Sushi Strikers don’t battle alone. During their journey, Musashi will happen upon Sushi Sprites.This adds an element of ‘gotta catch ’em all’ to the game, with each Sushi Sprite providing different abilities to use in battle. Jinrai, the first Sushi Sprite Musashi pledges with, can make all plates on the conveyor belt turn the same colour. There are also offensive and defensive abilities, and with the ability to take three different Sushi Sprites into battle you can mix and match abilities to suit the way you like to play.
It seems that Sushi Sprites also have the ability to change forms, or perhaps ‘evolve’ might be a more fitting term.
It’s not just Sushi Sprites that can help you during battles. You will pick up a variety items. Some change the speed at which the conveyor belts move, whilst others may end up earning you new Sushi Sprites.
There is a single player story to play through, but you are also able to take your Sushi Striker skills online as well. I haven’t really dabbled in that yet, so I don’t have much to say about it at the moment.
Sushi Striker: The Way of Sushido has some excellent production values. There are full-on anime cutscenes interspersed throughout the story, and they all look great.

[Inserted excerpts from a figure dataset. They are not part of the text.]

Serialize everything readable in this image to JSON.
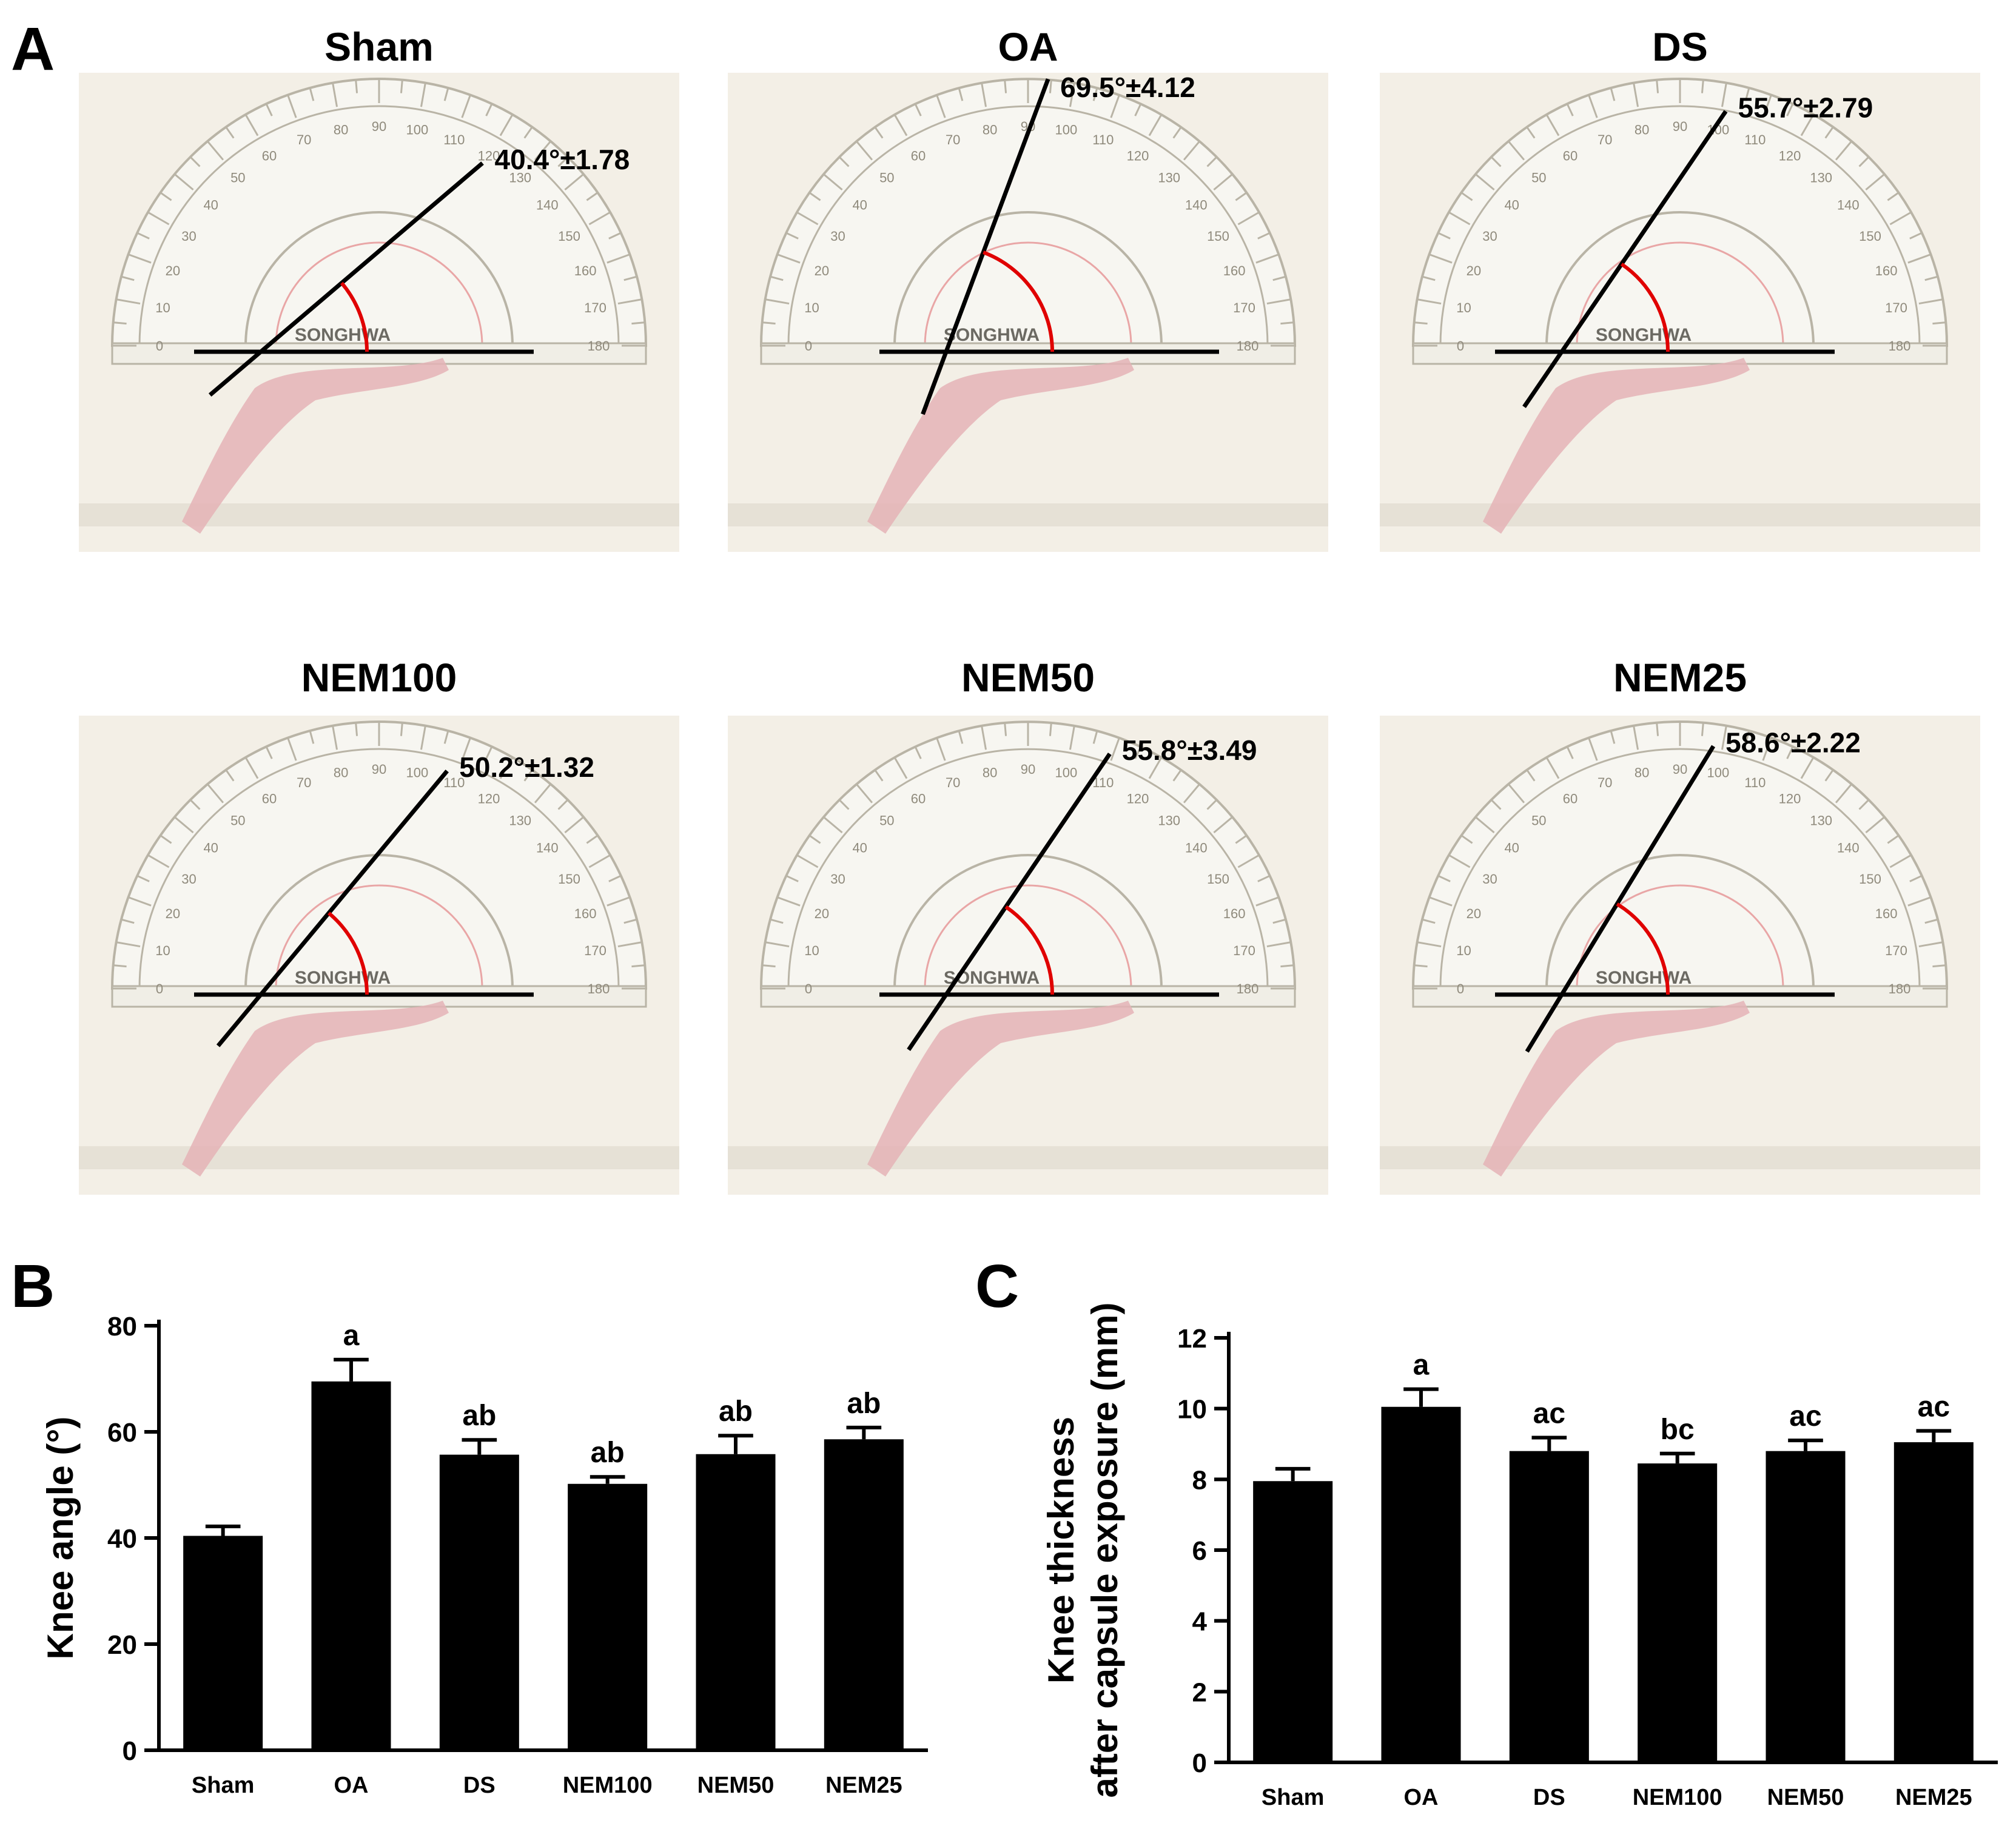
{
  "panels": {
    "a_letter": "A",
    "b_letter": "B",
    "c_letter": "C"
  },
  "photos": [
    {
      "group": "Sham",
      "angle_label": "40.4°±1.78",
      "angle_deg": 40.4
    },
    {
      "group": "OA",
      "angle_label": "69.5°±4.12",
      "angle_deg": 69.5
    },
    {
      "group": "DS",
      "angle_label": "55.7°±2.79",
      "angle_deg": 55.7
    },
    {
      "group": "NEM100",
      "angle_label": "50.2°±1.32",
      "angle_deg": 50.2
    },
    {
      "group": "NEM50",
      "angle_label": "55.8°±3.49",
      "angle_deg": 55.8
    },
    {
      "group": "NEM25",
      "angle_label": "58.6°±2.22",
      "angle_deg": 58.6
    }
  ],
  "protractor_text": {
    "brand": "SONGHWA",
    "outer_ticks": [
      "0",
      "10",
      "20",
      "30",
      "40",
      "50",
      "60",
      "70",
      "80",
      "90",
      "100",
      "110",
      "120",
      "130",
      "140",
      "150",
      "160",
      "170",
      "180"
    ]
  },
  "colors": {
    "bar": "#000000",
    "arc": "#e00000",
    "photo_bg": "#f3efe6",
    "protractor": "#b9b4a6",
    "tissue": "#e4b3b6"
  },
  "chart_data": [
    {
      "type": "bar",
      "panel": "B",
      "categories": [
        "Sham",
        "OA",
        "DS",
        "NEM100",
        "NEM50",
        "NEM25"
      ],
      "values": [
        40.4,
        69.5,
        55.7,
        50.2,
        55.8,
        58.6
      ],
      "errors": [
        1.78,
        4.12,
        2.79,
        1.32,
        3.49,
        2.22
      ],
      "significance": [
        "",
        "a",
        "ab",
        "ab",
        "ab",
        "ab"
      ],
      "ylabel": "Knee angle (°)",
      "ylabel_lines": [
        "Knee angle (°)"
      ],
      "ylim": [
        0,
        80
      ],
      "yticks": [
        0,
        20,
        40,
        60,
        80
      ]
    },
    {
      "type": "bar",
      "panel": "C",
      "categories": [
        "Sham",
        "OA",
        "DS",
        "NEM100",
        "NEM50",
        "NEM25"
      ],
      "values": [
        7.95,
        10.05,
        8.8,
        8.45,
        8.8,
        9.05
      ],
      "errors": [
        0.35,
        0.5,
        0.38,
        0.28,
        0.3,
        0.32
      ],
      "significance": [
        "",
        "a",
        "ac",
        "bc",
        "ac",
        "ac"
      ],
      "ylabel": "Knee thickness after capsule exposure (mm)",
      "ylabel_lines": [
        "Knee thickness",
        "after capsule exposure (mm)"
      ],
      "ylim": [
        0,
        12
      ],
      "yticks": [
        0,
        2,
        4,
        6,
        8,
        10,
        12
      ]
    }
  ]
}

I am having a lot of fun with Sushi Striker: The Way of Sushido, and it keeps pulling back for one more go. If you are unsure whether that this game is your thing, you can find a demo for it on the Switch’s eShop. It barely scratches the surface of the game itself, but it does give you a good idea of what the gameplay is like.
As an aside, I could totally see Musashi (both male and female versions) making it into the upcoming Super Smash Bros. game. Guess we’ll find out soon enough…maybe.
All right, I’ve said my piece now, but I do want to end this post with a couple of hints about what you can expect from me for this month. I’ve brought a couple of games that I will be unboxing. One of them is a crossover fighting game, whilst the other is the eighth title in a series I’ve never experienced before.
Both are due towards the end of the month, so expect to see those unboxing posts around then.